La victoire contre Levante n’a pas suffi à apaiser le climat autour du Real Madrid. Malgré trois points précieux en Liga, le Santiago-Bernabéu a laissé éclater sa frustration, ciblant plusieurs figures majeures de l’équipe. Parmi elles, Vinicius Junior, sifflé par une partie du public encore marqué par les récents échecs. Dans un contexte tendu, la parole d’un cadre était attendue pour recadrer le débat et rappeler les responsabilités collectives.

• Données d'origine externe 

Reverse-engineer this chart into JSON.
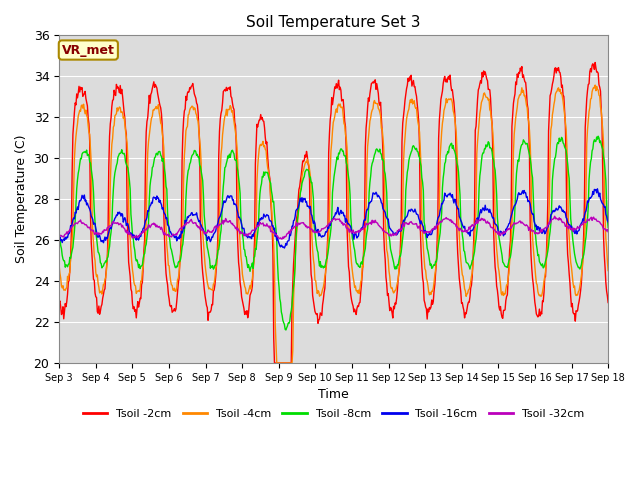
{
  "title": "Soil Temperature Set 3",
  "xlabel": "Time",
  "ylabel": "Soil Temperature (C)",
  "ylim": [
    20,
    36
  ],
  "yticks": [
    20,
    22,
    24,
    26,
    28,
    30,
    32,
    34,
    36
  ],
  "x_tick_labels": [
    "Sep 3",
    "Sep 4",
    "Sep 5",
    "Sep 6",
    "Sep 7",
    "Sep 8",
    "Sep 9",
    "Sep 10",
    "Sep 11",
    "Sep 12",
    "Sep 13",
    "Sep 14",
    "Sep 15",
    "Sep 16",
    "Sep 17",
    "Sep 18"
  ],
  "colors": {
    "Tsoil -2cm": "#FF0000",
    "Tsoil -4cm": "#FF8800",
    "Tsoil -8cm": "#00DD00",
    "Tsoil -16cm": "#0000EE",
    "Tsoil -32cm": "#BB00BB"
  },
  "bg_color": "#DCDCDC",
  "annotation_text": "VR_met",
  "annotation_bg": "#FFFFCC",
  "annotation_border": "#AA8800"
}
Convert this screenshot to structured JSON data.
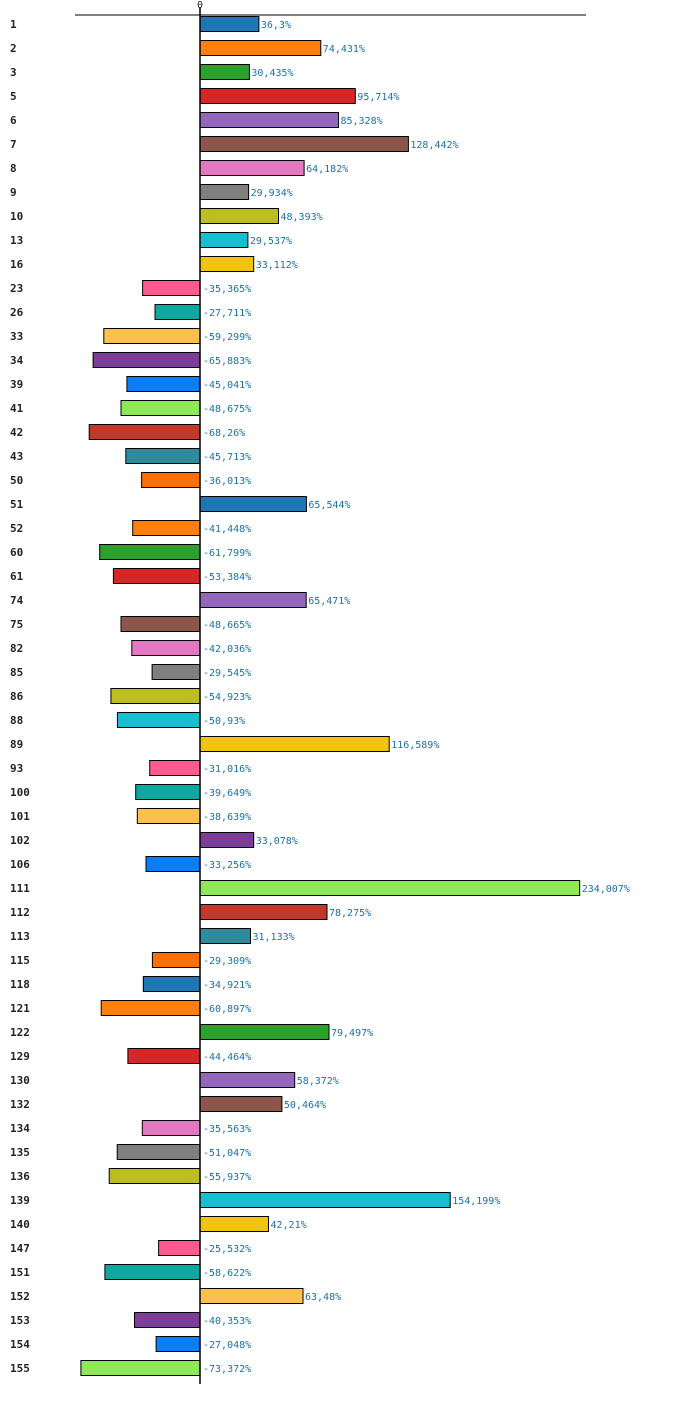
{
  "chart_data": {
    "type": "bar",
    "orientation": "horizontal",
    "title": "",
    "xlabel": "",
    "ylabel": "",
    "zero_label": "0",
    "highlight_category": "74",
    "highlight_color": "#cc0000",
    "xlim": [
      -100,
      270
    ],
    "colors": [
      "#1f77b4",
      "#ff7f0e",
      "#2ca02c",
      "#d62728",
      "#9467bd",
      "#8c564b",
      "#e377c2",
      "#7f7f7f",
      "#bcbd22",
      "#17becf",
      "#f1c40f",
      "#ff5c8d",
      "#0fa8a0",
      "#ffc04d",
      "#7d3c98",
      "#0a7ef7",
      "#8ee858",
      "#c0392b",
      "#2e8b9e",
      "#ff7000"
    ],
    "categories": [
      "1",
      "2",
      "3",
      "5",
      "6",
      "7",
      "8",
      "9",
      "10",
      "13",
      "16",
      "23",
      "26",
      "33",
      "34",
      "39",
      "41",
      "42",
      "43",
      "50",
      "51",
      "52",
      "60",
      "61",
      "74",
      "75",
      "82",
      "85",
      "86",
      "88",
      "89",
      "93",
      "100",
      "101",
      "102",
      "106",
      "111",
      "112",
      "113",
      "115",
      "118",
      "121",
      "122",
      "129",
      "130",
      "132",
      "134",
      "135",
      "136",
      "139",
      "140",
      "147",
      "151",
      "152",
      "153",
      "154",
      "155"
    ],
    "values": [
      36.3,
      74.431,
      30.435,
      95.714,
      85.328,
      128.442,
      64.182,
      29.934,
      48.393,
      29.537,
      33.112,
      -35.365,
      -27.711,
      -59.299,
      -65.883,
      -45.041,
      -48.675,
      -68.26,
      -45.713,
      -36.013,
      65.544,
      -41.448,
      -61.799,
      -53.384,
      65.471,
      -48.665,
      -42.036,
      -29.545,
      -54.923,
      -50.93,
      116.589,
      -31.016,
      -39.649,
      -38.639,
      33.078,
      -33.256,
      234.007,
      78.275,
      31.133,
      -29.309,
      -34.921,
      -60.897,
      79.497,
      -44.464,
      58.372,
      50.464,
      -35.563,
      -51.047,
      -55.937,
      154.199,
      42.21,
      -25.532,
      -58.622,
      63.48,
      -40.353,
      -27.048,
      -73.372
    ],
    "value_labels": [
      "36,3%",
      "74,431%",
      "30,435%",
      "95,714%",
      "85,328%",
      "128,442%",
      "64,182%",
      "29,934%",
      "48,393%",
      "29,537%",
      "33,112%",
      "-35,365%",
      "-27,711%",
      "-59,299%",
      "-65,883%",
      "-45,041%",
      "-48,675%",
      "-68,26%",
      "-45,713%",
      "-36,013%",
      "65,544%",
      "-41,448%",
      "-61,799%",
      "-53,384%",
      "65,471%",
      "-48,665%",
      "-42,036%",
      "-29,545%",
      "-54,923%",
      "-50,93%",
      "116,589%",
      "-31,016%",
      "-39,649%",
      "-38,639%",
      "33,078%",
      "-33,256%",
      "234,007%",
      "78,275%",
      "31,133%",
      "-29,309%",
      "-34,921%",
      "-60,897%",
      "79,497%",
      "-44,464%",
      "58,372%",
      "50,464%",
      "-35,563%",
      "-51,047%",
      "-55,937%",
      "154,199%",
      "42,21%",
      "-25,532%",
      "-58,622%",
      "63,48%",
      "-40,353%",
      "-27,048%",
      "-73,372%"
    ]
  }
}
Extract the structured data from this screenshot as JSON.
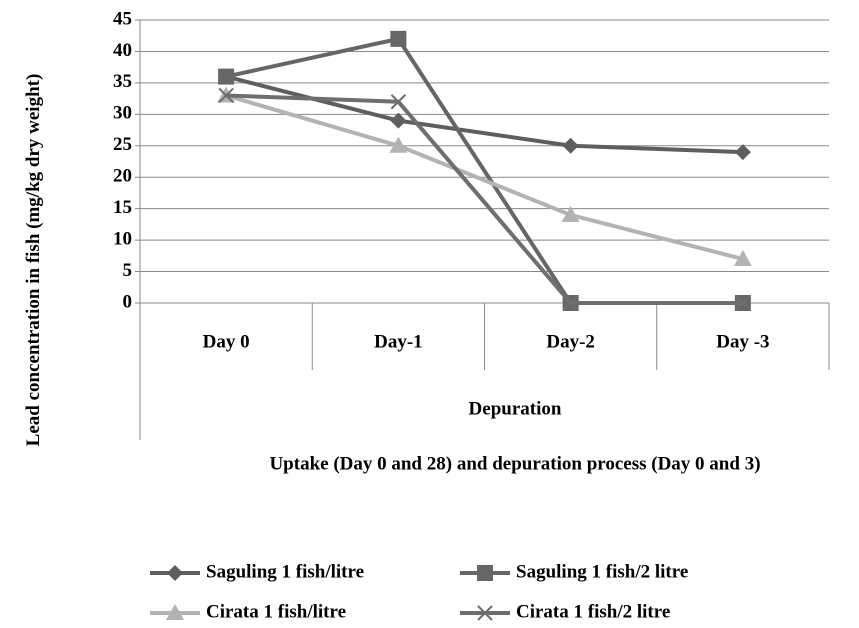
{
  "chart_data": {
    "type": "line",
    "y_label": "Lead  concentration in fish (mg/kg dry weight)",
    "x_label": "Uptake (Day 0 and 28) and depuration process (Day 0 and 3)",
    "group_label": "Depuration",
    "categories": [
      "Day 0",
      "Day-1",
      "Day-2",
      "Day -3"
    ],
    "series": [
      {
        "name": "Saguling 1 fish/litre",
        "color": "#5e5e5e",
        "marker": "diamond",
        "values": [
          36,
          29,
          25,
          24
        ]
      },
      {
        "name": "Saguling 1 fish/2 litre",
        "color": "#666666",
        "marker": "square",
        "values": [
          36,
          42,
          0,
          0
        ]
      },
      {
        "name": "Cirata 1 fish/litre",
        "color": "#b3b3b3",
        "marker": "triangle",
        "values": [
          33,
          25,
          14,
          7
        ]
      },
      {
        "name": "Cirata 1 fish/2 litre",
        "color": "#6e6e6e",
        "marker": "x",
        "values": [
          33,
          32,
          0,
          0
        ]
      }
    ],
    "ylim": [
      0,
      45
    ],
    "yticks": [
      0,
      5,
      10,
      15,
      20,
      25,
      30,
      35,
      40,
      45
    ],
    "grid": true
  }
}
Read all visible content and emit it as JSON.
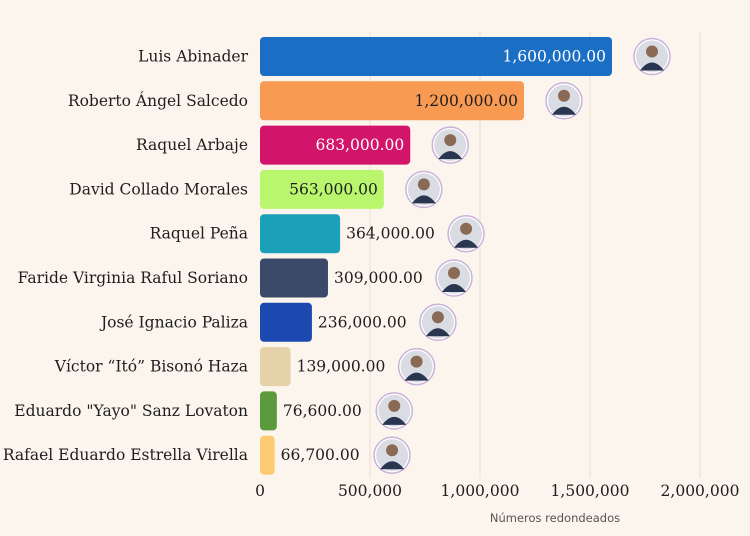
{
  "chart_data": {
    "type": "bar",
    "orientation": "horizontal",
    "categories": [
      "Luis Abinader",
      "Roberto Ángel Salcedo",
      "Raquel Arbaje",
      "David Collado Morales",
      "Raquel Peña",
      "Faride Virginia Raful Soriano",
      "José Ignacio Paliza",
      "Víctor “Itó” Bisonó Haza",
      "Eduardo \"Yayo\" Sanz Lovaton",
      "Rafael Eduardo Estrella Virella"
    ],
    "values": [
      1600000,
      1200000,
      683000,
      563000,
      364000,
      309000,
      236000,
      139000,
      76600,
      66700
    ],
    "value_labels": [
      "1,600,000.00",
      "1,200,000.00",
      "683,000.00",
      "563,000.00",
      "364,000.00",
      "309,000.00",
      "236,000.00",
      "139,000.00",
      "76,600.00",
      "66,700.00"
    ],
    "colors": [
      "#1a6fc4",
      "#f89a52",
      "#d2156a",
      "#b9f66e",
      "#1aa0b8",
      "#3b4a68",
      "#1b49b0",
      "#e5d2a8",
      "#5b9a3d",
      "#fcca70"
    ],
    "label_colors": [
      "#ffffff",
      "#1e1e1e",
      "#ffffff",
      "#1e1e1e",
      "#1e1e1e",
      "#1e1e1e",
      "#1e1e1e",
      "#1e1e1e",
      "#1e1e1e",
      "#1e1e1e"
    ],
    "label_inside": [
      true,
      true,
      true,
      true,
      false,
      false,
      false,
      false,
      false,
      false
    ],
    "xticks": [
      0,
      500000,
      1000000,
      1500000,
      2000000
    ],
    "xtick_labels": [
      "0",
      "500,000",
      "1,000,000",
      "1,500,000",
      "2,000,000"
    ],
    "xlim": [
      0,
      2000000
    ],
    "grid": true,
    "note": "Números redondeados",
    "avatar_icon": "person-photo-icon"
  }
}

Mbappé assume et cadre le débat
Ces sifflets ont surpris jusque dans le vestiaire madrilène. Vinicius Jr, déjà exposé médiatiquement, a été particulièrement touché, tandis que Jude Bellingham et même la direction du club ont été pris à partie. Cette atmosphère lourde intervient à un moment charnière de la saison, à la veille d’un rendez-vous européen face à Monaco. Le contexte appelait une prise de position forte, capable d’apaiser les tensions sans nier les manquements sportifs.
Présent en conférence de presse, Kylian Mbappé n’a pas esquivé le sujet. Il a d’abord reconnu une part de compréhension envers les tribunes : « Avant d’être footballeur, j’étais supporter. Quand on n’est pas content, on siffle. » Mais le Français a aussitôt posé une limite claire : « Ce que je n’aime pas, c’est qu’on pointe un joueur du doigt. Si on siffle, alors on doit siffler toute l’équipe. » Un message direct, assumant les insuffisances collectives sans isoler un individu.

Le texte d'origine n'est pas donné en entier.